Ken Caster's family name has an interesting history. Originally, it was Custer,
but was changed to Caster, so that one of Ken's ancestors could win the hand of
his lady fair-she couldn't abide her sisters-in- law, and wouldn't share a name
with them.
Born in New Albany, Pennsylvania, 26 January 1908, Ken
Caster was raised, in part by his grandparents, in Ithaca, New York. Here his
interest in nature was brought out through work with his Boy Scout leaders: the
entomologist, J. Chester Bradley, and the natural historian, E. Laurence
Palmer, both of whom taught at Cornell University. He received his bachelor's
degree from Cornell in 1929, in zoology, specializing in lepidoptery.
Late in his undergraduate career, he came under the influence of the Cenozoic
paleontologist Gilbert D. Harris of Cornell, who founded the "Bulletins of
American Paleontology" and the Paleontological Research Institution (PRI)
in Ithaca. Among other jobs, Ken Caster helped Harris in studying and cataloging
his extensive mollusk collection and in type-setting and printing many of the
"Bulletins of American Paleontology" on Harris' own printing presses.
In order to publish his master's thesis (1931) on Eocene mollusks and
foraminifers of Angola, Ken himself had to make the sun-exposed collotype
plates as well as set the plate captions in type. He had previous experience in
publishing in the "Bulletins," because he printed his own senior
research paper on the "Higher Fossil Faunas of the Upper Allegheny
[River]." This paper illustrated the fossils of the clastic rocks of the
seaward edge of the Catskill "delta." Following the lead of George H.

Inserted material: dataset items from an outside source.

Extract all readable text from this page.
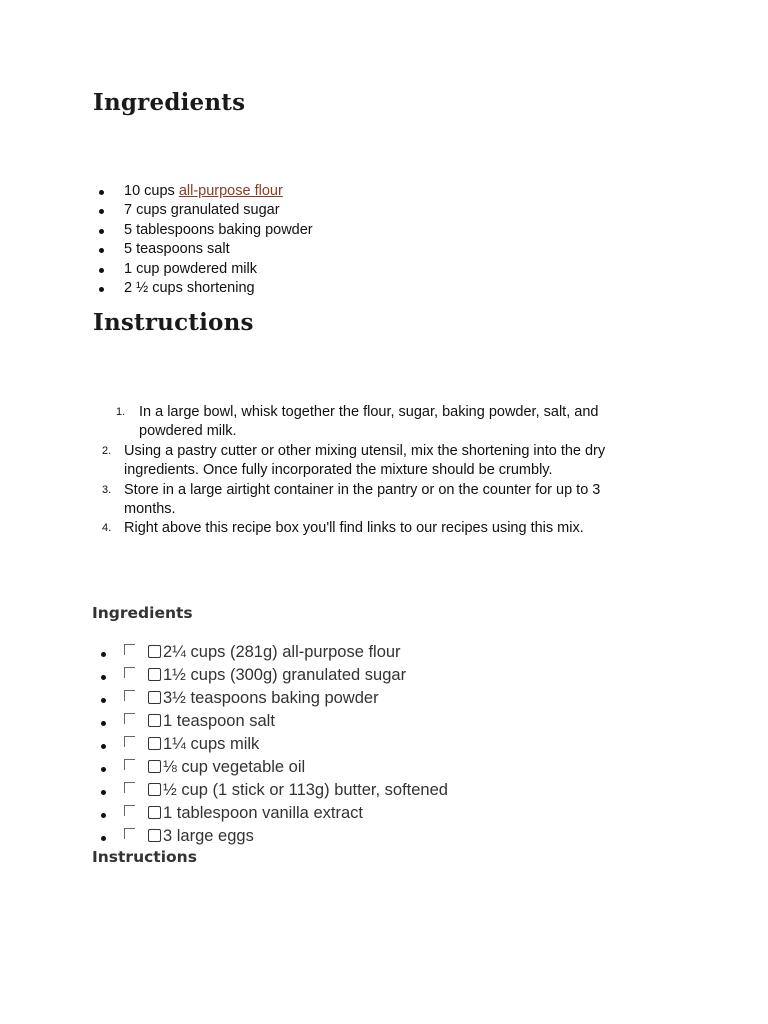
Ingredients
10 cups all-purpose flour
7 cups granulated sugar
5 tablespoons baking powder
5 teaspoons salt
1 cup powdered milk
2 ½ cups shortening
Instructions
1. In a large bowl, whisk together the flour, sugar, baking powder, salt, and powdered milk.
2. Using a pastry cutter or other mixing utensil, mix the shortening into the dry ingredients. Once fully incorporated the mixture should be crumbly.
3. Store in a large airtight container in the pantry or on the counter for up to 3 months.
4. Right above this recipe box you'll find links to our recipes using this mix.
Ingredients
2¼ cups (281g) all-purpose flour
1½ cups (300g) granulated sugar
3½ teaspoons baking powder
1 teaspoon salt
1¼ cups milk
⅛ cup vegetable oil
½ cup (1 stick or 113g) butter, softened
1 tablespoon vanilla extract
3 large eggs
Instructions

Chadwick in the early U.S. application of the facies concept, KEC utilized
facies in his Cornell doctoral study (1933) on the stratigraphy and magnafacies and parvafacies of
the Devonian and Mississippian deltaic complex of southwestern New York and the
oil region of northwestern Pennsylvania.
After being a graduate assistant and then instructor in
geology and paleontology at Cornell between 1929 and 1935, Caster then taught
biology at the New York colleges at Geneseo and
Potsdam. In September 1936, Ken, and wife Anneliese Schloh Caster (Annie), moved to Cincinnati. Here, for the
princely sum of $1,500 per year, Ken became Instructor in Geology and Curator
of the Geology Museum at the University of Cincinnati.
In 1940, he became the youngest Fellow of the Graduate
School, and by 1952 he was a full professor. By then, he had published more
than 50 papers and books, covering a diversity of fossil groups, which belong
to five phyla, eight geologic systems, and occur on four continents; some of
his works were published in German or Portuguese.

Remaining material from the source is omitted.